On Oct 28, 2007, at 2:16 PM, Robert Sayre wrote:

On 10/28/07, Mark Miller <[EMAIL PROTECTED]> wrote:

But even if you have succeeded at integrating together more good ideas
into a coherent language design than have many previous brilliant
language designers, I have another concern: Standards bodies should
not do de-novo design.

JS has evolved since IE6 was released. Many of the "new" features are
already available in ActionScript, Mozilla, Opera, and elsewhere.

Beyond what has happened since MIcrosoft tried to stagnate the web, ES4 takes into account solid (and far from novel) research from the '90s on generic functions (Dylan, Cecil) and structural types (Modula 3, others), both of which are variously hard-coded or latent in JavaScript: see the existing +, <, and other operators; see also object and array duck types used for data definitions, JSON, and the like, with ad-hoc shape-testing code enforcing the latent type discipline (e.g. MochiKit's Base.isArrayLike).

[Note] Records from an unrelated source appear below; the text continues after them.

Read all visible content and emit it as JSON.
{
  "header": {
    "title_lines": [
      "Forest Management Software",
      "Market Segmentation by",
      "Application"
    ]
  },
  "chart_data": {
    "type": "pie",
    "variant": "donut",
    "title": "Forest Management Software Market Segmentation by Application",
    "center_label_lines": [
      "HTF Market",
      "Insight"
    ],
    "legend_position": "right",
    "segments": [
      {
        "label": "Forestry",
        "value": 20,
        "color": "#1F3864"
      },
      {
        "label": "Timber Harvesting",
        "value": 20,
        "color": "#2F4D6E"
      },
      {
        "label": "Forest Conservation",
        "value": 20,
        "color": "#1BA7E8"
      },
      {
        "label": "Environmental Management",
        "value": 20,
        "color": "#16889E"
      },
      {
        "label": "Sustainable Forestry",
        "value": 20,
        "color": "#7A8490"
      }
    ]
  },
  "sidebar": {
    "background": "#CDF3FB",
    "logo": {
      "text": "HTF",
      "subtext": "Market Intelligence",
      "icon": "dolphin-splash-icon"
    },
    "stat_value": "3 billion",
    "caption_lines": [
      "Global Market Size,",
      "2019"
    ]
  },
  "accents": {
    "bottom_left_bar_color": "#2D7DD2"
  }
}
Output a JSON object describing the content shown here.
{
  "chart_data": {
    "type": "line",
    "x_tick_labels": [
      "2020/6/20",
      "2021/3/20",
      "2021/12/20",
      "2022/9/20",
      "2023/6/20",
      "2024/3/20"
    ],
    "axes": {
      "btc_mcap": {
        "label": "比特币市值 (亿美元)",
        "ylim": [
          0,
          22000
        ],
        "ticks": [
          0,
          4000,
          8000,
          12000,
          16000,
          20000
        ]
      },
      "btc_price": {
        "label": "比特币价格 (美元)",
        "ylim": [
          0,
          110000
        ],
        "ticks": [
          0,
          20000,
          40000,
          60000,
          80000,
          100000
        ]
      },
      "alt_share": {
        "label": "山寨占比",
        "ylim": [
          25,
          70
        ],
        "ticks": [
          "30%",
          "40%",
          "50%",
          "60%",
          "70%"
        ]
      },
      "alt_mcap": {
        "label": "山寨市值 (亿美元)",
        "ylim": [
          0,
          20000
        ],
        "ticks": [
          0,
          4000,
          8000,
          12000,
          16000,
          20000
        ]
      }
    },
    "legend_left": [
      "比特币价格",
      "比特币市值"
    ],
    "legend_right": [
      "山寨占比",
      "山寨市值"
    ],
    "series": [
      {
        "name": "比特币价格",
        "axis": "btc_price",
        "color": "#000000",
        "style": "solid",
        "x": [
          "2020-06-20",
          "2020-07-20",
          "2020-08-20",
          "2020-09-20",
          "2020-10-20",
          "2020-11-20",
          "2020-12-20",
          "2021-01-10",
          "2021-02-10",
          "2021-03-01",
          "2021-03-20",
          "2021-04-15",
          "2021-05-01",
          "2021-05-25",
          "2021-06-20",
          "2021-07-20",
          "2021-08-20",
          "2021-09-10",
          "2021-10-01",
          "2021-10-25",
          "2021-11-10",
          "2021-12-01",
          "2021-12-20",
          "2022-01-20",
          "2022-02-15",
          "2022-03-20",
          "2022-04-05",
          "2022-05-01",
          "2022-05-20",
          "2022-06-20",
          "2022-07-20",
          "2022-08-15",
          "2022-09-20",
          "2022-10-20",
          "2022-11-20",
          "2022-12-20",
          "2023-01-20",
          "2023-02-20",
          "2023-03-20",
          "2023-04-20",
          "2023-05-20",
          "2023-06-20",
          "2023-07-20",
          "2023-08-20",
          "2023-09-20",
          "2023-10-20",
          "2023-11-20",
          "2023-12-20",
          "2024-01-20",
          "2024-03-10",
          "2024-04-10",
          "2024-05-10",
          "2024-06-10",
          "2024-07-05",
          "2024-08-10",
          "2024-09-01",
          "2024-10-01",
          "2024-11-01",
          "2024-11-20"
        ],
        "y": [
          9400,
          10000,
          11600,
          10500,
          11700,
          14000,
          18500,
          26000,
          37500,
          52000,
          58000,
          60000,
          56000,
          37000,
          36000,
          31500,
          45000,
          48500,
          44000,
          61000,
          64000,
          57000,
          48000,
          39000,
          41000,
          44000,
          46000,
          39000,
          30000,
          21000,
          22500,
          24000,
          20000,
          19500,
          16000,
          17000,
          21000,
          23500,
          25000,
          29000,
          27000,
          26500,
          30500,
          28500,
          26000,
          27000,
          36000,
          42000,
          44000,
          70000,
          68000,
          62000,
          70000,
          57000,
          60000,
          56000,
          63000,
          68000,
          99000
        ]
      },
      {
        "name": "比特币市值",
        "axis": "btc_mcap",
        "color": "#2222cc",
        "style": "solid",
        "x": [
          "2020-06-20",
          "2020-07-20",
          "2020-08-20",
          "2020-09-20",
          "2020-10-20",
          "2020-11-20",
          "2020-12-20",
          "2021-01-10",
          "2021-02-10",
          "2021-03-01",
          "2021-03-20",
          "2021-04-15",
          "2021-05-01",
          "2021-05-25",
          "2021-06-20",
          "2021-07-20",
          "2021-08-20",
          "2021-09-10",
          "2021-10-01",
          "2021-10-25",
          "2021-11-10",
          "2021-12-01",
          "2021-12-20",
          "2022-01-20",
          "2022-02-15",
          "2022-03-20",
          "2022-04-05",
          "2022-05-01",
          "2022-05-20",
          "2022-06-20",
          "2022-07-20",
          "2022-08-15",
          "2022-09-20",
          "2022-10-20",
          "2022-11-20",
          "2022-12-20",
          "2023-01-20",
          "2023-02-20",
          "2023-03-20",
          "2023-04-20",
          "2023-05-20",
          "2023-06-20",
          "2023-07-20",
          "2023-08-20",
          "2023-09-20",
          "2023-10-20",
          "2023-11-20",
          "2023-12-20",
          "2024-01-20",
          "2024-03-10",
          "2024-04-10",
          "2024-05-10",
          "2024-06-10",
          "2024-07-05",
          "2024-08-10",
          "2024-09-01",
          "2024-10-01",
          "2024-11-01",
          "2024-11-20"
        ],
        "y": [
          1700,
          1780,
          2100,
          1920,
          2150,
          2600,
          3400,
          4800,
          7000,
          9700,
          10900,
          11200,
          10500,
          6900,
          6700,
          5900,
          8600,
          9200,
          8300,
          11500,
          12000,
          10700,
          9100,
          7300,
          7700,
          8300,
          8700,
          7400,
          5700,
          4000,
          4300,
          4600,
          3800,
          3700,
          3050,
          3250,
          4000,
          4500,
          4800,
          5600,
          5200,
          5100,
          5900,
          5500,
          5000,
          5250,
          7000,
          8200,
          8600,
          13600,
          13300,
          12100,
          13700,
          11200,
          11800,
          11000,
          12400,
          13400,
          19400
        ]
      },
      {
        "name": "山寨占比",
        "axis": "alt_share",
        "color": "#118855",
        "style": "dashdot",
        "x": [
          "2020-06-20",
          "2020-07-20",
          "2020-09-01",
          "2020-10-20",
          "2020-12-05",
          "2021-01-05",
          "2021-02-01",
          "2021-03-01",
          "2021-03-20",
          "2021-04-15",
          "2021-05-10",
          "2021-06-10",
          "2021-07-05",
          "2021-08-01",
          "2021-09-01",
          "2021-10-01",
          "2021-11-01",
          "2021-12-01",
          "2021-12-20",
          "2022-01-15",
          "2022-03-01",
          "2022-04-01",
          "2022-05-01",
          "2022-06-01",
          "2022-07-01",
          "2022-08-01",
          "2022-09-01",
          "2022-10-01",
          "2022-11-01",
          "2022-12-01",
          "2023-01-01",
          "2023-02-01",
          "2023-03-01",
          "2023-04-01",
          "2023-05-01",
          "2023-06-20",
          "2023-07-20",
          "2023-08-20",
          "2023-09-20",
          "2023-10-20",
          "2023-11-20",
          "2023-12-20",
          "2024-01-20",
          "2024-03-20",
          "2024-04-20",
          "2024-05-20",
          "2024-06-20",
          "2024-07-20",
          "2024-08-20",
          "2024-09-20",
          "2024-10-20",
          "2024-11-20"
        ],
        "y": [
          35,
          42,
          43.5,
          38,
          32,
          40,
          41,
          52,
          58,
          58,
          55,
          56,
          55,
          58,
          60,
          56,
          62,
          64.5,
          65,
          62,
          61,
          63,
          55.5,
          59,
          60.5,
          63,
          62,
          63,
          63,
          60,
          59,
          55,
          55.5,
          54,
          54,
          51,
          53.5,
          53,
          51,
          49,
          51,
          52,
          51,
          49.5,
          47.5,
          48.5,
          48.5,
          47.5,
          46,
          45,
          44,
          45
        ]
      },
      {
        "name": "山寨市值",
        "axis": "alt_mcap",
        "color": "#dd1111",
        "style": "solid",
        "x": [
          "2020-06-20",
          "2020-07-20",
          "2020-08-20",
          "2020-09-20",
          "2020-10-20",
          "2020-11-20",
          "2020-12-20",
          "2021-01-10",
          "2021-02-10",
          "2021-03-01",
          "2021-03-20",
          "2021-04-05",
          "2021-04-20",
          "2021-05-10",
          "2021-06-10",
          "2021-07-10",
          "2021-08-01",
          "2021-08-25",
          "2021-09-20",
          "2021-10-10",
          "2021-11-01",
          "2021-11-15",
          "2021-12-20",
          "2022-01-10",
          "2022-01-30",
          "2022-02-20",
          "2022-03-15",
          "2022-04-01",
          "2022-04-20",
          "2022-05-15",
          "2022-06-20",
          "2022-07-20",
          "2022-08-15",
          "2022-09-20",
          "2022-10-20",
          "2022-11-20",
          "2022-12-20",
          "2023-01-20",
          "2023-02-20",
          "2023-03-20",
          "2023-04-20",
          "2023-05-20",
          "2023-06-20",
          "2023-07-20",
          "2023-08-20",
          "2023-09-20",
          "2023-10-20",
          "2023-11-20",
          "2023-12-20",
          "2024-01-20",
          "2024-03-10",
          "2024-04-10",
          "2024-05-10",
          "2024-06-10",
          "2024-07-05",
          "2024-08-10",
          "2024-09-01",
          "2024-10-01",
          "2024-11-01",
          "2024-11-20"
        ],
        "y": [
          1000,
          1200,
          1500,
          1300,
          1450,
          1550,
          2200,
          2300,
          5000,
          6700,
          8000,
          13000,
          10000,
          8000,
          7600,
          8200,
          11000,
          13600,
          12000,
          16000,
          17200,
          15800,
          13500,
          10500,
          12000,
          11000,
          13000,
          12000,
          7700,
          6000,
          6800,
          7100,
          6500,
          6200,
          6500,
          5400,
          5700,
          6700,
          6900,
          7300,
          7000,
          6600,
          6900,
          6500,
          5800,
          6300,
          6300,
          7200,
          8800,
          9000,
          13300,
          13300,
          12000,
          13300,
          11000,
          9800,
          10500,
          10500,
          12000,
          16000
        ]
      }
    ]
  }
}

The most novel aspect of ES4 is the gradual typing support (Siek and Taha; Flanagan et al.), but this machinery (like, wrap, the compatibility type relation) is almost trivial to prove. You could argue that it is not worth including, but putting scare quotes (or scare-Latinisms) around it to make it seem bleeding-edge would be bogus.

ES4 is not radically new and risky. No one criticizing it in general, vague, and by some reports misleading terms has produced specific evidence to the contrary.

But I'll go further, to call out what may be a disagreement over the proper function of standards bodies. I believe that standards bodies should synthesize well-studied, relevant research results, implementation extensions shipped for years in derived dialects, and pragmatic solutions to small bugs in the existing language defined by the standard body, when working on the next version of the standard.

Whatever the motivations of ES4 critics, the assertion that standards bodies should not host such collaborative, developer- and user- oriented work means in practice that big companies will dominate standards bodies, as I wrote here recently. That may be fine for pay- to-play consortia and their biggest (and best-paying) members. It is not good for developers, users, small and medium size vendors, or the public in general.